Chère
amie,
Un
roulement de tambour et tu apparais telle que je t’imagine : ta longue
robe sombre tombe sur tes chevilles délicates, tes cheveux sont sagement noués
sur ton cou un peu courbé, tes doigts longs et fins glissent le long des
cordes. Je comprends tout ce que tu dis même si nous ne parlons pas la même
langue.
Avant
la fin, avant ton grand périple qui t’a appelée à mon imagination, nous ne nous
connaissions pas. Dès lors que tu as commencé ton voyage, je t’ai connue dans
toutes tes profondeurs, dans tous tes sentiments, comme une sœur de sang – et
même, devrais-je dire, comme si nous n’étions qu’une. Le destin a tracé un
chemin entre nos deux vies en se jouant de nos différences, pour nous confondre
dans notre universelle humanité.
Un
roulement de tambour et je te vois encore, dans une scène renouvelée à l’infini.
Tu es sur un quai, entourée de fleurs affolées par l’azur du printemps. J’ignore
tout du village où le port caresse la mer sans heurs ni clameurs, où le silence
de l’air se marie à celui de l’eau et s’ouvre à la musique de l’homme. Quel
beau jour pour Bach, quel beau jour pour Gershwin… Tu embrasses ton
violoncelle, adorant comme toujours la douceur de son épicéa, le velouté de son
ébène. Tu poses ton menton sur son épaule et tu lèves un regard timide ;
devant toi, le public chuchote un peu.
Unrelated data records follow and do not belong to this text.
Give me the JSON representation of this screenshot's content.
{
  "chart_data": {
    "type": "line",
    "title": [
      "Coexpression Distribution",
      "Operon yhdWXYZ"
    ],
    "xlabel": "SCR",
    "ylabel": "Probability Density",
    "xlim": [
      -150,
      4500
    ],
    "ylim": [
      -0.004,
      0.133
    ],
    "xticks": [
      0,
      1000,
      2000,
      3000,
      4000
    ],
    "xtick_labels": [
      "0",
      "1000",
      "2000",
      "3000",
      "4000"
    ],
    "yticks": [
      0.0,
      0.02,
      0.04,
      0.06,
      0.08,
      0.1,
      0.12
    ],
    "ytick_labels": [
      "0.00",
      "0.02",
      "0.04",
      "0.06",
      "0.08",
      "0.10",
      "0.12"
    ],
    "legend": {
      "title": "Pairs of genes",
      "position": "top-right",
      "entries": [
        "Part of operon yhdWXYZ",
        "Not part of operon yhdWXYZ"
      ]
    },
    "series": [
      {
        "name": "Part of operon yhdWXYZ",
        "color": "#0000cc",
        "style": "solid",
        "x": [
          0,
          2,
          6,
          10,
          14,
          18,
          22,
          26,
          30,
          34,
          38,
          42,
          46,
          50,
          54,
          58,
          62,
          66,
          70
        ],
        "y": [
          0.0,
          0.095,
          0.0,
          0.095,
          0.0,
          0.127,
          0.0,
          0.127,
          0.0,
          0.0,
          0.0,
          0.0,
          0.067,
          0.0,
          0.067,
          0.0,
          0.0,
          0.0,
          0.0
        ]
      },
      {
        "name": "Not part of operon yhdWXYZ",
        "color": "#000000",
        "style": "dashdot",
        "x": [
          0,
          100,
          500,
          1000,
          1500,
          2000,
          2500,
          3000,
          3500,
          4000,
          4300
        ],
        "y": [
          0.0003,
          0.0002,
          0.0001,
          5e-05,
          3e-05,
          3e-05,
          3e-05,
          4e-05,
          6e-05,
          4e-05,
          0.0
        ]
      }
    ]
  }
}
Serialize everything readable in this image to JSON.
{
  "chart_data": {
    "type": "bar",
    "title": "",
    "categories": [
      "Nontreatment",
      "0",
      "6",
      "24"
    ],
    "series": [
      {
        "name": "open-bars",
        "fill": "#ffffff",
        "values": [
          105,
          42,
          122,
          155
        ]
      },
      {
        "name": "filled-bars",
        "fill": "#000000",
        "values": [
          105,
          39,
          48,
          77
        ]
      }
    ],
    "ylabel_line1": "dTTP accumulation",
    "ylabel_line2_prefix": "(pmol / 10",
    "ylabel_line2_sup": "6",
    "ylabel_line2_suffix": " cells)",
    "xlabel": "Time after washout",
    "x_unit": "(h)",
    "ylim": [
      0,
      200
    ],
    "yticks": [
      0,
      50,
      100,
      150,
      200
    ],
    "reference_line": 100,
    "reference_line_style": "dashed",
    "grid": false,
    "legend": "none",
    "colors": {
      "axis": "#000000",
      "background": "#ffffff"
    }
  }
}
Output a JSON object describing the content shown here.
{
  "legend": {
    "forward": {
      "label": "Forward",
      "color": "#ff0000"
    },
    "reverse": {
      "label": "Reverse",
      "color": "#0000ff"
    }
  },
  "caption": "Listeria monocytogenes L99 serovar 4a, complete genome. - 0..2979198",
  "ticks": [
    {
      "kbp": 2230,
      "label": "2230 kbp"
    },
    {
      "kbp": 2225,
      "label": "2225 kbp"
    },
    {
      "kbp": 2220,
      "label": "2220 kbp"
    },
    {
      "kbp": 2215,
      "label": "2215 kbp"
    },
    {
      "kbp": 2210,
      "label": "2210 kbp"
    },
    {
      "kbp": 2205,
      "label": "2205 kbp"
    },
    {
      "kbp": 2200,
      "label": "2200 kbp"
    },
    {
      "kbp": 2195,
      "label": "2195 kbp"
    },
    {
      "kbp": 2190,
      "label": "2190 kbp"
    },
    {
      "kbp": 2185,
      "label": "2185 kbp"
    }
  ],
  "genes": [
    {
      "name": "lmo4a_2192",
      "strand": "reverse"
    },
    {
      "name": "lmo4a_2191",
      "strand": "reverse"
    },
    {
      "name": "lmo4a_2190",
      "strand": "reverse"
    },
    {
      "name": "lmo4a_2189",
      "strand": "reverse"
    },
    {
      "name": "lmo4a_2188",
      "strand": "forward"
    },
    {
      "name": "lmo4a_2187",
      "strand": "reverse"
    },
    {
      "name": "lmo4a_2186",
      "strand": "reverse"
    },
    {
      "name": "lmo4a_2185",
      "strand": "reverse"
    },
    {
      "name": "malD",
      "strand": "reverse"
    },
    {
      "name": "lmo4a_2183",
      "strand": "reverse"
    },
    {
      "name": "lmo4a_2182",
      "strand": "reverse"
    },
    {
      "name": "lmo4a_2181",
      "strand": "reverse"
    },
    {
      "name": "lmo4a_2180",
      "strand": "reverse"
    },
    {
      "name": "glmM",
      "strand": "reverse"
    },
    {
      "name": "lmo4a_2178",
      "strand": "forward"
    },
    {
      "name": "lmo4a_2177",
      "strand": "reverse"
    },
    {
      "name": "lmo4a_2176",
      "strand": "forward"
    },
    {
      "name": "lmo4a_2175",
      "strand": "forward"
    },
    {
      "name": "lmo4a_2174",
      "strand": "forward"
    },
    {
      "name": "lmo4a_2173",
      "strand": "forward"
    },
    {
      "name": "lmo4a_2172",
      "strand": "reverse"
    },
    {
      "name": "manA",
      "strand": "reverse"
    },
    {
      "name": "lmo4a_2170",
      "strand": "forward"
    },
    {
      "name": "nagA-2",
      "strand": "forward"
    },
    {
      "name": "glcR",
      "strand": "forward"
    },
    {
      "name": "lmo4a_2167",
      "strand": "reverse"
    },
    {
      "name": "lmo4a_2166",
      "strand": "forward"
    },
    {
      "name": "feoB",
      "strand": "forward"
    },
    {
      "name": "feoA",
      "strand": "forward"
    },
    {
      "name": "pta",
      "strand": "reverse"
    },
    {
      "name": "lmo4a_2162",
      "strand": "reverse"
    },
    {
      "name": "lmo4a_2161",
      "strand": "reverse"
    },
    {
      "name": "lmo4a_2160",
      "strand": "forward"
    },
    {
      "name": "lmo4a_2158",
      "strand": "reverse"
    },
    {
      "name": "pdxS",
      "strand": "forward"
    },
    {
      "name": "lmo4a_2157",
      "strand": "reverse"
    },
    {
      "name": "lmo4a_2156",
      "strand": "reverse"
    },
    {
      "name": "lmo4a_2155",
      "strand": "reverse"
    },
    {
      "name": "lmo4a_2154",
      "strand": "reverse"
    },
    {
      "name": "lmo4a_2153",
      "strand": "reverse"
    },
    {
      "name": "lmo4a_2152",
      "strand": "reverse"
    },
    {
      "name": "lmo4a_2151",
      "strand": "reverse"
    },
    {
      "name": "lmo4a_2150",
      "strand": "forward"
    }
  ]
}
Et surtout, un peu plus loin, la moto de
l’homme que tu attendais est à peine garée, cliquetante de chaleur. Il est là,
n’est-ce pas, celui qui vient toujours t’écouter sans t’approcher ? Dans
sa combinaison de cuir noir, long et taciturne, brun comme la nuit d’hiver avec
ses deux yeux dévorants…
Un
roulement de tambour et je te vois, mais je sais que le dernier acte se
prépare. Entends-tu, mon amie, les entrailles de la terre ouvrir leur gueule
rouge ? Je les entends, moi, et je te le répète en vain : ce n’est
pas l’émoi de l’homme qui te regarde, ni le soubresaut de son cœur dans le tien
offert, et tu pourrais fuir encore sans Bach, sans Gershwin, sacrifiant tes
partitions aux dieux courroucés. Mais tu n’écoutes pas ou tu n’entends plus.
Le
dragon noir dresse ses épines et brise sa cage de rocs, sa langue perce le ciel
et sa queue balaie chaque pierre dressée. Son haleine enflamme les feuilles de
l’arbre comme autant de bougies. D’un coup de patte, il écrase, il broie le
béton ; d’une griffe, il éventre l’acier. Le dragon hurle, le dragon
rugit ! Le poignard de ses oreilles pique le soleil et son épaule
tyrannique crève les nuages. Maître absolu d’un temps limité, il s’accorde la
puissance déchaînée que lui ont refusé ses années de séquestration. Liberté de
la violence ! Mon amie, tu colles ta joue au sol et tu entends trépigner
sa victoire !
Le
voilà tapi de nouveau au plus profond des abîmes, bâillant en clignant ses
immenses yeux de miel. C’est fini ? Il miaule à présent, le monstre !
Tu ignores encore que c’est en attendant une caresse mortelle. Tu relèves la
tête. La pointe avachie de quelques immeubles fume encore au loin. Le port,
lui, s’est hérissé comme un chat terrifié : sur ses vertèbres à nu,
quelques fleurs flottent encore dans leur corolle de satin.
La
moto est toujours là. Ton inconnu se redresse, silencieux et fidèle. Le public aussi
reprend sa première forme, mouvante et calme. Tu serres contre toi ton
violoncelle intact. Ta main tremble un peu.
Un
roulement de tambour et tu disparais. Je vois la main géante de la mer s’élever
pour une caresse horrible au dragon apaisé.
De
notre sagesse d’homme, nous n’avons pas acquis le chant prémonitoire des
chiens. Nous n’avons pas non plus trouvé la lame qui trancherait la ligne du
destin. Mon amie, moi qui sais tout à présent, je ne peux plus rien faire pour
toi.
Un
jour peut-être, portée à l’autre bout du monde par les flots opaques, tu
reposeras sur une plage blanche, la joue posée sur la main. A côté de toi, d’un
regard qui ne voit plus depuis longtemps, ton bel inconnu saura t’offrir la promesse
qu’il n’avait pu t’inventer de l’autre côté de la rive.